Text

381105 Christian Gueintz an Fürst Ludwig
[Inhaltsverzeichnis]
|| [723]

381105

Christian Gueintz an Fürst Ludwig


Christian Gueintz (FG 361. 1641) stellt F. Ludwig, der die deutsche Sprache reguliere, in eine Reihe mit Monarchen, die ungeachtet ihrer großen politischen Verrichtungen sich auch in ihrer Muttersprache bemüht (Julius Caesar), ihre Sprache in Grammatik, Poesie und Wortschatz gefördert (Karl d. Gr.) und allgemein die Musen geliebt haben — wie Konradin von Schwaben und ein Ahne Ludwigs, ein Fürst von Askanien. Der Fürst der deutschen Poeten, Martin Opitz (FG 200), habe schon verkündigt und dem Gedächtnis einverleibt, welche Großtaten F. Ludwig mit der Fruchtbringenden Gesellschaft und der Verdeutschung des Sieur Du Bartas (durch Tobias Hübner, FG 25) verrichtet habe. — Gueintz sei nun einem Befehl und Ersuchen des Fürsten gefolgt und unterbreite ihm einen Entwurf, der eine Nachricht und einen Anlaß zu einer richtigen Deutschen Sprachlehre bieten könne. F. Ludwig möge im übrigen anderen Fürsten und Potentaten die Tapferkeit, Treue, Redlichkeit und Wachsamkeit der Deutschen dartun.

Beschreibung der Quelle


Q HM Köthen: VS 545, Bl. 134rv u. 136rv [A: 134v], 134r leer; Schreiberh. mit eigenh. Datierung und Unterschrift; Sig. [Handschrift: [134r]] — Bis auf die Schlußkurialie veröffentlicht in KE, 243f. Bibliographisch erfaßt in Bürger, S. 634 Nr. 1.

Anschrift


A Dem Durchleuchtigen, hochgebornen Fürsten vnd Herrn, Herrn Ludwigen, Fürsten zu Anhalt, Grafen zu Ascanien vnd Ballenstedt, Herrn zu Zerbst vnd bernburg etc. Meinem gnädigen Fürsten vnd herrn.

Text


Durchleuchtiger Hochgeborner, gnädiger Fürst vnd Herr.
Groß ist das erste haubt der vierdten Monarchy, Julius Cæsar,1 so durch unzehliche kriege sich erhoben, vnd mit regierung der welt belästiget gewesen; hat aber doch sich in seiner Muttersprache, davon er etliche bücher geschrieben,
|| [724]
bemühet. Größer ist Carolus der Große, der von den Griechen des [sic] Reichs Scepter vnd deßen hoheit auf die Deutschen gebracht; vnd hat dennoch von seiner sprach den Deutschen eine Grammatic oder Vnterweisung selbsten, wie die Geschichtschreiber melden, neben der Poësy, verfertiget; den tagen in der wochen, vnd den Monaten, wie bekant, Deutsche Namen gegeben.2 Cunrad, Römischer König, E. Fürstl.
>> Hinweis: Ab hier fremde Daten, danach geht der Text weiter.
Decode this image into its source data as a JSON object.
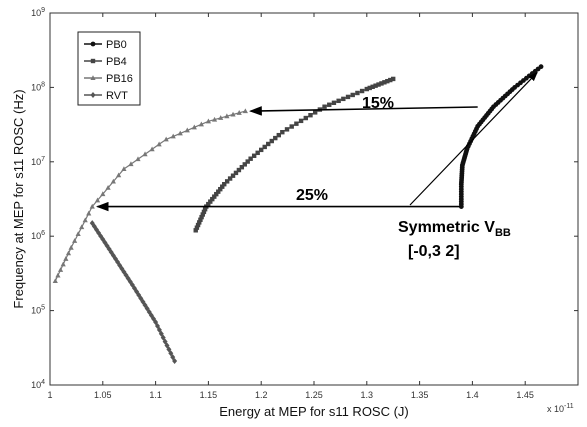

Gn. VhrAnherr, ein Fürst von Ascanien, hat, neben den Ritterspielen, die Musen hoch geliebt.a 3 Hoher Prinzen hohes beginnen; großer Potentaten mit der Welt gleich bleibende wercke, die sich vnter den sterblichen, neben andern, vnsterblich gemacht haben. Wan nun, durchleuchtiger hochgeborner gnädiger Fürst vnd Herr, E. Fürstl. Gn. nicht allein in gleichen folgen: sondern auch vnser Muttersprache zu einer richtigkeit zu bringen sich rühmlich angelegen sein laßen, Waß thun sie anders, als daß sie clärlich anzeigen, E. Fürstl. Gn. sein gleiches großen Geistes vnd Fürstlichen gemüths? Die Welt rühmet schon längst, vnd verwundert sich darob höchlich, waß E. Fürstl. Gn. in der sprache durch den Deutschen Bartas4 , vnd durch die Fruchtbringende Gesellschafft, neben andern, verrichtet. Der gelehrten feder, vnd der Deutschen Poeten Fürst [136v] Opitius hats offentlich verkündiget, vnd der ewigkeit einverleibet.
   Wan dan E. Fürstl. Gn. sothanen ruhm billig erhalten, habe ich, nach meiner wenigkeit, wiewohl durch Vnterweisung der Jugend offt verhindert, geschehenem Befehl vnd gnädigen suchen möglichst gehorsamet, vnd, waß zu einer richtigen Deutschen Sprachlehr5 nachricht vnd anlas geben möchte, E. Fürstl. Gn. darstellen wollen, Mich erfrewende, da ich in mehrern meine schuldigkeit erweisen könte. Vnterdeßen vnterthänig bittend, es wolten E. Fürst. Gn. ferner der Deutschen tapfferkeit, trew, redligkeit, vnd vnverdroßene wachsamkeit, Fürstlichen gemüthern vnd hohen Potentaten zeigen, vnd mein gnädiger Herr verbleiben, verpflichtet ist zeit lebens zu sein
  E. Fürstl. Gn. vnterthäniger gehorsamer Diener
  Christianusb Gueintzius
  Hall den 5 Novembris 1638.

Textapparat und Kommentar


Textapparat
T
a
Die irreführende Zeichensetzung in diesem Satz gibt KE, 244 ohne klärenden Hinweis wieder. S. K 3.
b
Von hier an eigenhändig.

Kommentar

K
1
Der hallische Gymnasialrektor Christian Gueintz (FG 361. 1641), den F. Ludwig schon 1619–1622 als Griechischlehrer und bei der Abfassung zweier griech. bzw. dt. Schulbücher des Köthener ratichianischen Schul- und Bildungsprojekts beschäftigt hatte (s. Conermann III, 415–417; Conermann: Fürstl. Offizin, Anm. 25f., 70, 84, 103 u. S. 145), ahmte in diesem Schreiben, wie er unten (Anm. 3) andeutet, Martin Opitz’ (FG 200) Widmungsbrief an F. Ludwig (s. 250700 I) nach, in dem er diesen in die lange Reihe römischer Caesaren, deutscher Kaiser und anderer Mäzene und hochrangiger Schriftsteller als Söhne oder Förderer der Musen eingeordnet hatte.
2
Nach Einhards Vita Karoli Magni hat Ks. Karl d. Gr. eine dem Anspruch nach gültige deutsche Namenreihe für die Monate festgesetzt: Wintarmânoth, Hornunc, Lenzinmânoth, Ôstarmânoth, Wunnimânoth, Brâchmânoth, Hewimânoth, Aranmânoth, Wi-
|| [725]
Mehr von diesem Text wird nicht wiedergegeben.